The server here is Cloudflare's cache proxy, so I somewhat doubt it is misbehaving... have you tried setting a header on your response from the server telling the browser it is allowed to cache the response? The API I'm using to reproduce this allows for the response to be cached, hence subsequent requests are just getting a 304 back from Cloudflare as the cached version the browser has is still valid:
curl -is https://www.digitalocean.com/api/static-content/v1/tags/ubuntu | grep cache-control
cache-control: public, max-age=0, s-maxage=300, must-revalidate
Here you go:
https://try.playwright.tech/?l=javascript&s=3goo8py
// @ts-check
const playwright = require('playwright');
const http = require('http');
(async () => {
// Create a 'lil server for testing
const modified = new Date();
const server = http.createServer((req, res) => {
console.log('server', req.method, req.url);
// HTML root page
if (req.method === 'GET' && req.url === '/') {
res.statusCode = 200;
res.setHeader('Content-Type', 'text/html');
res.end('<html><body><p>Test</p></body></html>\n');
return;
}
// Demo API route
if (req.method === 'GET' && req.url === '/api/static-content/v1/tags/ubuntu') {
const now = new Date();
res.setHeader('Cache-Control', 'public, max-age=0, must-revalidate');
res.setHeader('Expires', '0');
res.setHeader('Vary', 'origin, access-control-request-method, access-control-request-headers');
res.setHeader('Age', Math.floor((now.getTime() - modified.getTime()) / 1000));
res.setHeader('Last-Modified', modified.toUTCString());
res.setHeader('Date', now.toUTCString());
// Allow for the browser to revalidate their cached version
const ifModified = req.headers['if-modified-since'];
if (ifModified) {
if (Math.floor(modified.getTime() / 1000) <= Math.floor(new Date(ifModified).getTime() / 1000)) {
res.statusCode = 304;
res.end();
return;
}
}
res.statusCode = 200;
res.setHeader('Content-Type', 'application/json');
res.end('{"test":1}\n');
return;
}
});
const hostname = '127.0.0.1';
const port = 3000;
const host = `http://${hostname}:${port}/`;
await new Promise(resolve => server.listen(port, hostname, resolve));
// Create the Playwright instance
const browser = await playwright.firefox.launch();
const context = await browser.newContext();
const page = await context.newPage();
// Route everything to disable the cache (this doesn't work)
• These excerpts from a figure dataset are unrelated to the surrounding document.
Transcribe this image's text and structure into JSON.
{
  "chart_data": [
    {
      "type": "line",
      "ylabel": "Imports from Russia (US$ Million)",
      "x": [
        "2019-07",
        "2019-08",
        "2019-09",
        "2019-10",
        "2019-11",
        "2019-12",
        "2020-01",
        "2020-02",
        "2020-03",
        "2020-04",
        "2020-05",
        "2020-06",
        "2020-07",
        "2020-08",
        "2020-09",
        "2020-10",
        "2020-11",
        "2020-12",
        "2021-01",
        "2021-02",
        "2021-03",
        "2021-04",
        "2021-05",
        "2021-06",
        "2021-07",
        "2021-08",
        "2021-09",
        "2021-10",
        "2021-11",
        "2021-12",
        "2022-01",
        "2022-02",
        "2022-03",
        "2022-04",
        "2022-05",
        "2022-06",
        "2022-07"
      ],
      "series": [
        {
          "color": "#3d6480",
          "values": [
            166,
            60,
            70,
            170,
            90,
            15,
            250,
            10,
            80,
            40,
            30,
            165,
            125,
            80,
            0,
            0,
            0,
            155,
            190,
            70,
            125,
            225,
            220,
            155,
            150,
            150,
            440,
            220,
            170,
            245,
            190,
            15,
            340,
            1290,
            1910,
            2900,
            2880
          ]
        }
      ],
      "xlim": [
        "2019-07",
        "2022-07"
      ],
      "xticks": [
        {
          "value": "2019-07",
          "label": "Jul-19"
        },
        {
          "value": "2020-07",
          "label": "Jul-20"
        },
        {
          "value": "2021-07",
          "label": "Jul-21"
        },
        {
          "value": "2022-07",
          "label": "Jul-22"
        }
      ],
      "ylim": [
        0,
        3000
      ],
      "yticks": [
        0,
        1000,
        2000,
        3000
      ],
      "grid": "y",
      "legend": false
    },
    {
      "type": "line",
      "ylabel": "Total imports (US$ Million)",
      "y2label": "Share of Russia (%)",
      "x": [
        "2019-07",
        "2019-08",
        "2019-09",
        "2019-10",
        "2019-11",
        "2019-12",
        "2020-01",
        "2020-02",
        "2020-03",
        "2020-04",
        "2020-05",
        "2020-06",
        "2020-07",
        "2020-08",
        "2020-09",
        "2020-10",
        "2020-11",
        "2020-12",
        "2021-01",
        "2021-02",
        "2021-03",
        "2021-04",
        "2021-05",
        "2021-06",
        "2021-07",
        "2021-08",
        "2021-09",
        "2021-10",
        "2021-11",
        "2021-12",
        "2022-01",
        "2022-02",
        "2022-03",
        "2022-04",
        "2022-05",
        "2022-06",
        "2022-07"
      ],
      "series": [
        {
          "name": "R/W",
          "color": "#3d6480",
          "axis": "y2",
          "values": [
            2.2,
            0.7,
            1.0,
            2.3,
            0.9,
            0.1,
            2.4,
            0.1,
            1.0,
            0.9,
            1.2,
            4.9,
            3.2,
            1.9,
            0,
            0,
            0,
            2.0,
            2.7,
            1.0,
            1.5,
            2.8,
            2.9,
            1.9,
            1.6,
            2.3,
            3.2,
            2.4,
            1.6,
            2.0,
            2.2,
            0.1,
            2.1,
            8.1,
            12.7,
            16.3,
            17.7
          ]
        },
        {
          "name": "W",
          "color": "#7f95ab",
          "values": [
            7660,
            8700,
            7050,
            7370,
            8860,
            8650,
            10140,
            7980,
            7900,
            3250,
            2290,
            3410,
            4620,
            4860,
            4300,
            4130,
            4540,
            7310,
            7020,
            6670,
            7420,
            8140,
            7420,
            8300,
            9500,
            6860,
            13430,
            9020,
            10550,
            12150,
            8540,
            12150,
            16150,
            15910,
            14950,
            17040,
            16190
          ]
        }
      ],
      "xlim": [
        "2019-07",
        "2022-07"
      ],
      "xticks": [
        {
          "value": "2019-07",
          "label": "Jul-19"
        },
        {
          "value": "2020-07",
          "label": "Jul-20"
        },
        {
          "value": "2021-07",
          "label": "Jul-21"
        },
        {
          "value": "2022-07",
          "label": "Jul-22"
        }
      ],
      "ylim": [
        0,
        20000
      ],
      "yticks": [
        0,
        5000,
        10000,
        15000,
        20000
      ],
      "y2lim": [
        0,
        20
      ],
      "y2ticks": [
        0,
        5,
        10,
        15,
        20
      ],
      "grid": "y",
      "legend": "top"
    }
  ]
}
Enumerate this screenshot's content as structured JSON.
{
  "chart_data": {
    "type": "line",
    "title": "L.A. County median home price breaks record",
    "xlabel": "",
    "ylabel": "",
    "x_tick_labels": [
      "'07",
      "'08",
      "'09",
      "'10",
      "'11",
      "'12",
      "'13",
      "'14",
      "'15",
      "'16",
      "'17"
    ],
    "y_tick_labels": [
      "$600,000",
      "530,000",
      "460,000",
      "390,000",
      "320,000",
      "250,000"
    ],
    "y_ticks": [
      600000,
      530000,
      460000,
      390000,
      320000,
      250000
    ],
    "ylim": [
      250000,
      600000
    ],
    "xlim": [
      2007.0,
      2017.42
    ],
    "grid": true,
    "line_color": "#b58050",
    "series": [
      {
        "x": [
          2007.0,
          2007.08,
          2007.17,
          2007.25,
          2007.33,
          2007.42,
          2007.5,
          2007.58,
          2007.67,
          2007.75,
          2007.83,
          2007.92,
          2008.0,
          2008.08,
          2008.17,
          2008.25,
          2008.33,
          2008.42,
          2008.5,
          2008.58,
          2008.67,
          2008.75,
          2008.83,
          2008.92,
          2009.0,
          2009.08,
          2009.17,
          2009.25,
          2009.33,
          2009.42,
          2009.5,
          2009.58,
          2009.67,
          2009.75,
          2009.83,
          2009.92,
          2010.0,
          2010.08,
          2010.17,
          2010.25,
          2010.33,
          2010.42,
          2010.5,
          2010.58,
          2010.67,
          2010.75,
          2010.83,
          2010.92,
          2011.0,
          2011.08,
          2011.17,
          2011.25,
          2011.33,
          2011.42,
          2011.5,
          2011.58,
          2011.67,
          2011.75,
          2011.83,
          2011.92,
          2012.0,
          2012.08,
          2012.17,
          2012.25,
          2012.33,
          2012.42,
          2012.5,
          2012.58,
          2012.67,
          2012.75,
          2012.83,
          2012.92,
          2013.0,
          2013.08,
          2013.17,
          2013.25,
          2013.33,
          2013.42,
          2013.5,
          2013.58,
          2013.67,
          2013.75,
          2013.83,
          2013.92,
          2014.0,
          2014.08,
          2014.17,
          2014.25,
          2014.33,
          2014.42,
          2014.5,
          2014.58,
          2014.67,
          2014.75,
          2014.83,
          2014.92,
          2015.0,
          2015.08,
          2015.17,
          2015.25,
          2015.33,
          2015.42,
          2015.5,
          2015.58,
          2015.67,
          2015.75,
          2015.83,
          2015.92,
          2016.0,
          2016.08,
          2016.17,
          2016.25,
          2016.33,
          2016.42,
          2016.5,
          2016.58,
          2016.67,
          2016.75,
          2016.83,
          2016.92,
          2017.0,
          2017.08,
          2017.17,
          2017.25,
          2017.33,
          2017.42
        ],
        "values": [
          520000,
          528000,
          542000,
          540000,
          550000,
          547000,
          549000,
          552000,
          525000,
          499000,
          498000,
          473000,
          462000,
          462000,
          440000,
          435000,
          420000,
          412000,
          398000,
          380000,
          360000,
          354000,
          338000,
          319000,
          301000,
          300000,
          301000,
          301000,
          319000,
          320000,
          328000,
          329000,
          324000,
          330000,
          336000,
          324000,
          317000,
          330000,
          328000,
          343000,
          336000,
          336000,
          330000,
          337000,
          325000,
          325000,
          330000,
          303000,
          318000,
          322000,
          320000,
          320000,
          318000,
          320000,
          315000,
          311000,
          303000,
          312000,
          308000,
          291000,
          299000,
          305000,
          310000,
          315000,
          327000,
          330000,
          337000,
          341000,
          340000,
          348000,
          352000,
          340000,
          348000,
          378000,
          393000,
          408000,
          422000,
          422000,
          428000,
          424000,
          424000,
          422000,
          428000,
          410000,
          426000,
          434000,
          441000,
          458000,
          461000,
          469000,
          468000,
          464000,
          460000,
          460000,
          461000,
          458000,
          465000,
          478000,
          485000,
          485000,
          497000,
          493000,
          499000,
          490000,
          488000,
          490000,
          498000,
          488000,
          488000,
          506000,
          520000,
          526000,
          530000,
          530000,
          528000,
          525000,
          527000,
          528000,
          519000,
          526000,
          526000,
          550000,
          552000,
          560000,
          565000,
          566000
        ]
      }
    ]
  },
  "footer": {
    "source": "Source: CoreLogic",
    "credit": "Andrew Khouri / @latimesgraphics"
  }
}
// "Enabling routing disables http cache." per https://playwright.dev/docs/api/class-page#page-route
await page.route('**/*', route => route.continue());
// Go to the homepage
await page.goto(host);
// Set a fast timeout, as we're expecting timeouts for this issue reproduction
page.setDefaultTimeout(1500);
for (let i = 0; i < 5; i++) {
await Promise.all([
page.waitForResponse(resp => {
// Look for the API request we're about to make
if (!resp.url().includes('/api/static-content/v1/tags/ubuntu')) return;
// Log the response we got, including the status that Playwright sees
console.log(i, 'playwright', resp.status());
// We want to wait for a successful response
return resp.ok();
}).catch(e => {
// Log a timeout but don't crash
console.log(i, e.message);
}),
// Make the API request and log the status that the browser sees
page.evaluate('fetch("/api/static-content/v1/tags/ubuntu").then(resp => resp.status)').then(status => console.log(i, 'browser', status)),
]);
}
// Allow some time for final logs to flush before closing
await new Promise(resolve => setTimeout(resolve, 500));
await browser.close();
await new Promise(resolve => server.close(resolve));
})();
If the docs are right that the HTTP cache is disabled when using page.route, then I'd expect Firefox to not be including the If-Modified-Since header (as is the case if you open the dev tools and disable the cache there).
Investigation notes: there is Page.setCacheDisabled in juggler but we don't call it, likely needs some work to make it reliable in popups and iframes.